Abstract

The South Tasman Rise is a submarine continental plateau of about 1000–3000 m depth, in the Southern Ocean south of and separated from Tasmania by a saddle more than 3000 m deep. Its palaeoceanographic importance is that it lies between the subtropical convergence and the polar front and that latitudinal migration of these oceanographic features should be recorded in the calcareous oozes deposited on the rise. Late Quaternary sediment cores collected from the South Tasman Rise record climatically and current‐controlled changes in sedimentation. Accelerator mass spectrometry 14C dating of down‐core variations in the carbonate concentration demonstrates that the core‐top carbonate maxima are Holocene and down‐core minima are successive glacial intervals. During glaciations the percentage of carbonate decreases, whereas the percentage of detrital minerals (terrestrial input) increases.
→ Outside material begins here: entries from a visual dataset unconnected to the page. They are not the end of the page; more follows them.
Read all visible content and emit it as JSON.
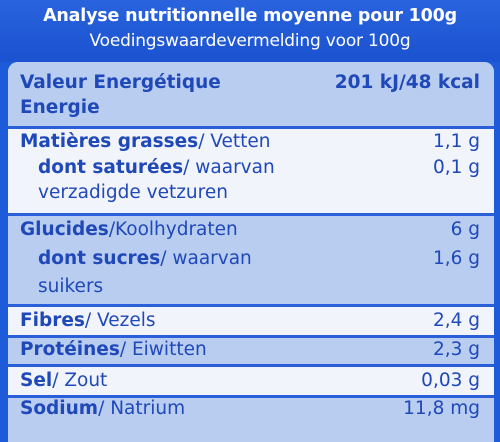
{
  "header": {
    "title_fr": "Analyse nutritionnelle moyenne pour 100g",
    "title_nl": "Voedingswaardevermelding voor 100g"
  },
  "rows": {
    "energy": {
      "label_fr": "Valeur Energétique",
      "label_nl": "Energie",
      "value": "201 kJ/48 kcal"
    },
    "fat": {
      "label_fr": "Matières grasses",
      "label_nl": "/ Vetten",
      "value": "1,1 g"
    },
    "saturated": {
      "label_fr": "dont saturées",
      "label_nl": "/ waarvan",
      "label_nl2": "verzadigde vetzuren",
      "value": "0,1 g"
    },
    "carbs": {
      "label_fr": "Glucides",
      "label_nl": "/Koolhydraten",
      "value": "6 g"
    },
    "sugars": {
      "label_fr": "dont sucres",
      "label_nl": "/ waarvan",
      "label_nl2": "suikers",
      "value": "1,6 g"
    },
    "fibre": {
      "label_fr": "Fibres",
      "label_nl": "/ Vezels",
      "value": "2,4 g"
    },
    "protein": {
      "label_fr": "Protéines",
      "label_nl": "/ Eiwitten",
      "value": "2,3 g"
    },
    "salt": {
      "label_fr": "Sel",
      "label_nl": "/ Zout",
      "value": "0,03 g"
    },
    "sodium": {
      "label_fr": "Sodium",
      "label_nl": "/ Natrium",
      "value": "11,8 mg"
    }
  },
  "colors": {
    "brand_blue": "#1e5bd8",
    "text_blue": "#1f48b8",
    "row_shade": "#b9cdf1",
    "panel_bg": "#f2f4fb"
  }
}
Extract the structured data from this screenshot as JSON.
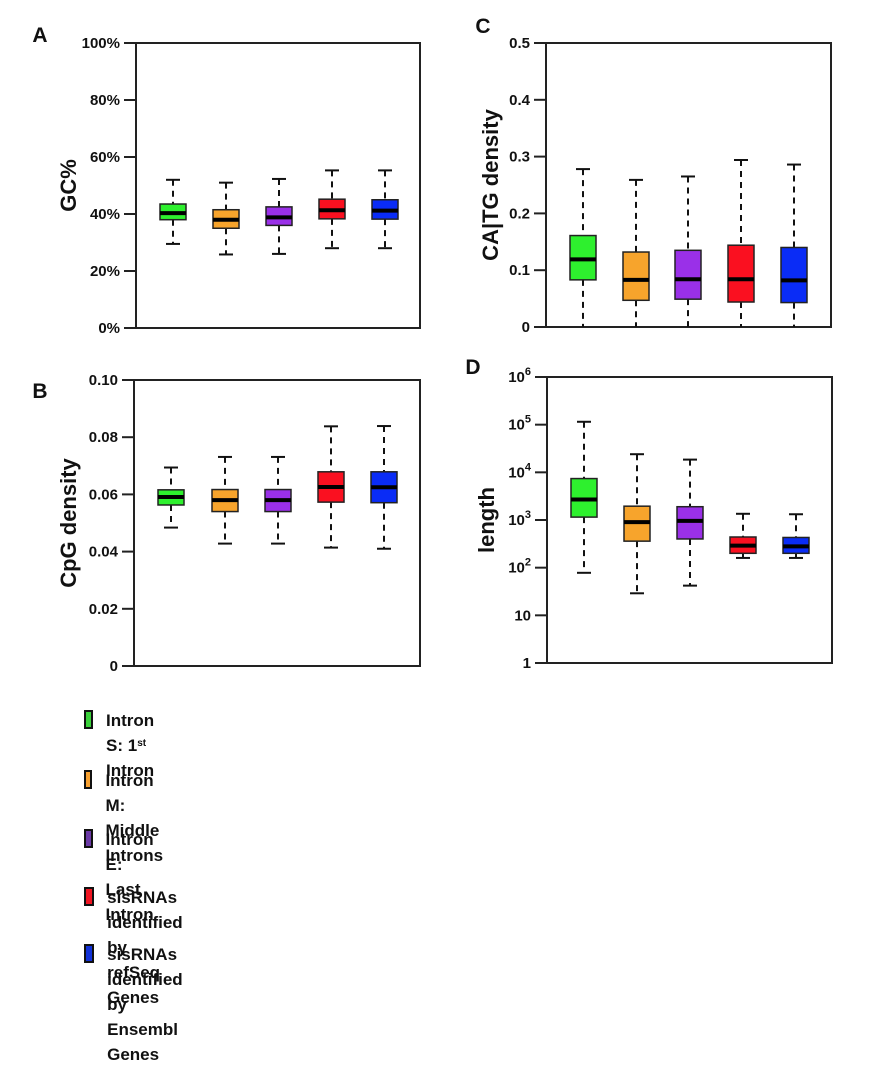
{
  "figure": {
    "legend": [
      {
        "label": "Intron S: 1st Intron",
        "label_main": "Intron S: 1",
        "label_sup": "st",
        "label_tail": " Intron",
        "color": "#3ad13a"
      },
      {
        "label": "Intron M: Middle Introns",
        "label_main": "Intron M: Middle Introns",
        "color": "#f7a030"
      },
      {
        "label": "Intron E: Last Intron",
        "label_main": "Intron E: Last Intron",
        "color": "#6b3aa6"
      },
      {
        "label": "sisRNAs identified by refSeq Genes",
        "label_main": "sisRNAs identified by",
        "label_line2": "refSeq Genes",
        "color": "#f01622"
      },
      {
        "label": "sisRNAs identified by Ensembl Genes",
        "label_main": "sisRNAs identified by",
        "label_line2": "Ensembl Genes",
        "color": "#1232d8"
      }
    ]
  },
  "chart_data": [
    {
      "panel": "A",
      "type": "boxplot",
      "ylabel": "GC%",
      "ylim": [
        0,
        100
      ],
      "yscale": "linear",
      "yticks": [
        0,
        20,
        40,
        60,
        80,
        100
      ],
      "ytick_labels": [
        "0%",
        "20%",
        "40%",
        "60%",
        "80%",
        "100%"
      ],
      "categories": [
        "Intron S",
        "Intron M",
        "Intron E",
        "sisRNA refSeq",
        "sisRNA Ensembl"
      ],
      "colors": [
        "#2ef02e",
        "#f7a42c",
        "#9a30e8",
        "#fa1020",
        "#0a2cf6"
      ],
      "boxes": [
        {
          "whisker_low": 29.5,
          "q1": 38,
          "median": 40.3,
          "q3": 43.5,
          "whisker_high": 52
        },
        {
          "whisker_low": 25.8,
          "q1": 35,
          "median": 38,
          "q3": 41.5,
          "whisker_high": 51
        },
        {
          "whisker_low": 26,
          "q1": 36,
          "median": 38.8,
          "q3": 42.5,
          "whisker_high": 52.3
        },
        {
          "whisker_low": 28,
          "q1": 38.3,
          "median": 41.3,
          "q3": 45.2,
          "whisker_high": 55.3
        },
        {
          "whisker_low": 28,
          "q1": 38.2,
          "median": 41.2,
          "q3": 45,
          "whisker_high": 55.3
        }
      ]
    },
    {
      "panel": "B",
      "type": "boxplot",
      "ylabel": "CpG density",
      "ylim": [
        0,
        0.1
      ],
      "yscale": "linear",
      "yticks": [
        0,
        0.02,
        0.04,
        0.06,
        0.08,
        0.1
      ],
      "ytick_labels": [
        "0",
        "0.02",
        "0.04",
        "0.06",
        "0.08",
        "0.10"
      ],
      "categories": [
        "Intron S",
        "Intron M",
        "Intron E",
        "sisRNA refSeq",
        "sisRNA Ensembl"
      ],
      "colors": [
        "#2ef02e",
        "#f7a42c",
        "#9a30e8",
        "#fa1020",
        "#0a2cf6"
      ],
      "boxes": [
        {
          "whisker_low": 0.0484,
          "q1": 0.0563,
          "median": 0.0591,
          "q3": 0.0616,
          "whisker_high": 0.0694
        },
        {
          "whisker_low": 0.0428,
          "q1": 0.054,
          "median": 0.058,
          "q3": 0.0617,
          "whisker_high": 0.0731
        },
        {
          "whisker_low": 0.0428,
          "q1": 0.054,
          "median": 0.058,
          "q3": 0.0617,
          "whisker_high": 0.0731
        },
        {
          "whisker_low": 0.0414,
          "q1": 0.0573,
          "median": 0.0626,
          "q3": 0.0679,
          "whisker_high": 0.0838
        },
        {
          "whisker_low": 0.041,
          "q1": 0.0571,
          "median": 0.0625,
          "q3": 0.0679,
          "whisker_high": 0.0839
        }
      ]
    },
    {
      "panel": "C",
      "type": "boxplot",
      "ylabel": "CA|TG density",
      "ylim": [
        0,
        0.5
      ],
      "yscale": "linear",
      "yticks": [
        0,
        0.1,
        0.2,
        0.3,
        0.4,
        0.5
      ],
      "ytick_labels": [
        "0",
        "0.1",
        "0.2",
        "0.3",
        "0.4",
        "0.5"
      ],
      "categories": [
        "Intron S",
        "Intron M",
        "Intron E",
        "sisRNA refSeq",
        "sisRNA Ensembl"
      ],
      "colors": [
        "#2ef02e",
        "#f7a42c",
        "#9a30e8",
        "#fa1020",
        "#0a2cf6"
      ],
      "boxes": [
        {
          "whisker_low": 0,
          "q1": 0.083,
          "median": 0.119,
          "q3": 0.161,
          "whisker_high": 0.278
        },
        {
          "whisker_low": 0,
          "q1": 0.047,
          "median": 0.083,
          "q3": 0.132,
          "whisker_high": 0.259
        },
        {
          "whisker_low": 0,
          "q1": 0.049,
          "median": 0.084,
          "q3": 0.135,
          "whisker_high": 0.265
        },
        {
          "whisker_low": 0,
          "q1": 0.044,
          "median": 0.084,
          "q3": 0.144,
          "whisker_high": 0.294
        },
        {
          "whisker_low": 0,
          "q1": 0.043,
          "median": 0.082,
          "q3": 0.14,
          "whisker_high": 0.286
        }
      ]
    },
    {
      "panel": "D",
      "type": "boxplot",
      "ylabel": "length",
      "ylim": [
        1,
        1000000
      ],
      "yscale": "log",
      "yticks": [
        1,
        10,
        100,
        1000,
        10000,
        100000,
        1000000
      ],
      "ytick_labels": [
        {
          "base": "1",
          "exp": ""
        },
        {
          "base": "10",
          "exp": ""
        },
        {
          "base": "10",
          "exp": "2"
        },
        {
          "base": "10",
          "exp": "3"
        },
        {
          "base": "10",
          "exp": "4"
        },
        {
          "base": "10",
          "exp": "5"
        },
        {
          "base": "10",
          "exp": "6"
        }
      ],
      "categories": [
        "Intron S",
        "Intron M",
        "Intron E",
        "sisRNA refSeq",
        "sisRNA Ensembl"
      ],
      "colors": [
        "#2ef02e",
        "#f7a42c",
        "#9a30e8",
        "#fa1020",
        "#0a2cf6"
      ],
      "boxes": [
        {
          "whisker_low": 78,
          "q1": 1150,
          "median": 2700,
          "q3": 7400,
          "whisker_high": 115000
        },
        {
          "whisker_low": 29,
          "q1": 360,
          "median": 900,
          "q3": 1950,
          "whisker_high": 24000
        },
        {
          "whisker_low": 42,
          "q1": 400,
          "median": 960,
          "q3": 1900,
          "whisker_high": 18500
        },
        {
          "whisker_low": 160,
          "q1": 200,
          "median": 290,
          "q3": 440,
          "whisker_high": 1350
        },
        {
          "whisker_low": 160,
          "q1": 200,
          "median": 280,
          "q3": 430,
          "whisker_high": 1320
        }
      ]
    }
  ]
}
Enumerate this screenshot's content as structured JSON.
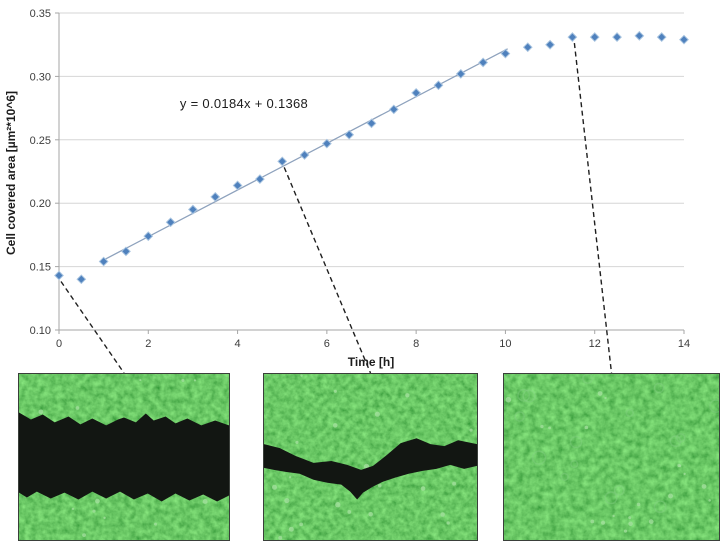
{
  "chart_data": {
    "type": "scatter",
    "title": "",
    "xlabel": "Time [h]",
    "ylabel": "Cell covered area [µm²*10^6]",
    "equation_label": "y = 0.0184x + 0.1368",
    "xlim": [
      0,
      14
    ],
    "ylim": [
      0.1,
      0.35
    ],
    "x_ticks": [
      "0",
      "2",
      "4",
      "6",
      "8",
      "10",
      "12",
      "14"
    ],
    "y_ticks": [
      "0.10",
      "0.15",
      "0.20",
      "0.25",
      "0.30",
      "0.35"
    ],
    "grid": "horizontal-only",
    "legend": "none",
    "series": [
      {
        "name": "cell-covered-area",
        "marker": "diamond",
        "color": "#4f81bd",
        "x": [
          0,
          0.5,
          1,
          1.5,
          2,
          2.5,
          3,
          3.5,
          4,
          4.5,
          5,
          5.5,
          6,
          6.5,
          7,
          7.5,
          8,
          8.5,
          9,
          9.5,
          10,
          10.5,
          11,
          11.5,
          12,
          12.5,
          13,
          13.5,
          14
        ],
        "y": [
          0.143,
          0.14,
          0.154,
          0.162,
          0.174,
          0.185,
          0.195,
          0.205,
          0.214,
          0.219,
          0.233,
          0.238,
          0.247,
          0.254,
          0.263,
          0.274,
          0.287,
          0.293,
          0.302,
          0.311,
          0.318,
          0.323,
          0.325,
          0.331,
          0.331,
          0.331,
          0.332,
          0.331,
          0.329
        ]
      }
    ],
    "trendline": {
      "slope": 0.0184,
      "intercept": 0.1368,
      "x_start": 0.95,
      "x_end": 10.05
    },
    "callouts": [
      {
        "from_x": 0,
        "from_y": 0.143,
        "micrograph_index": 0
      },
      {
        "from_x": 5,
        "from_y": 0.233,
        "micrograph_index": 1
      },
      {
        "from_x": 11.5,
        "from_y": 0.331,
        "micrograph_index": 2
      }
    ],
    "colors": {
      "marker": "#4f81bd",
      "marker_halo": "#a8c4e0",
      "trendline": "#8ea2bd",
      "grid": "#d6d6d6",
      "axis": "#a6a6a6",
      "tick_text": "#3d3d3d",
      "callout_line": "#1f1f1f"
    }
  },
  "micrographs": [
    {
      "name": "wound-open",
      "appearance": "wide dark scratch gap between two green cell layers"
    },
    {
      "name": "wound-partially-closed",
      "appearance": "narrow wavy dark scratch between green cell layers"
    },
    {
      "name": "wound-closed",
      "appearance": "confluent green cell monolayer with faint round cells"
    }
  ],
  "micrograph_colors": {
    "cells_green": "#2f8c34",
    "scratch_black": "#121612",
    "speck_light": "#a5e0a0"
  }
}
The magnitude of climatically related signatures expressed in the sediments is a function both of proximity to terrestrial input from the north and of overlying water depth. Cores from the saddle separating the South Tasman Rise from Tasmania have large terrestrial input and high variations in carbonate concentration. Shallower water cores from the rise are consistently and strongly influenced by winnowing in both glacial and interglacial intervals, whereas deeper cores appear to be more influenced by carbonate dissolution during glaciations.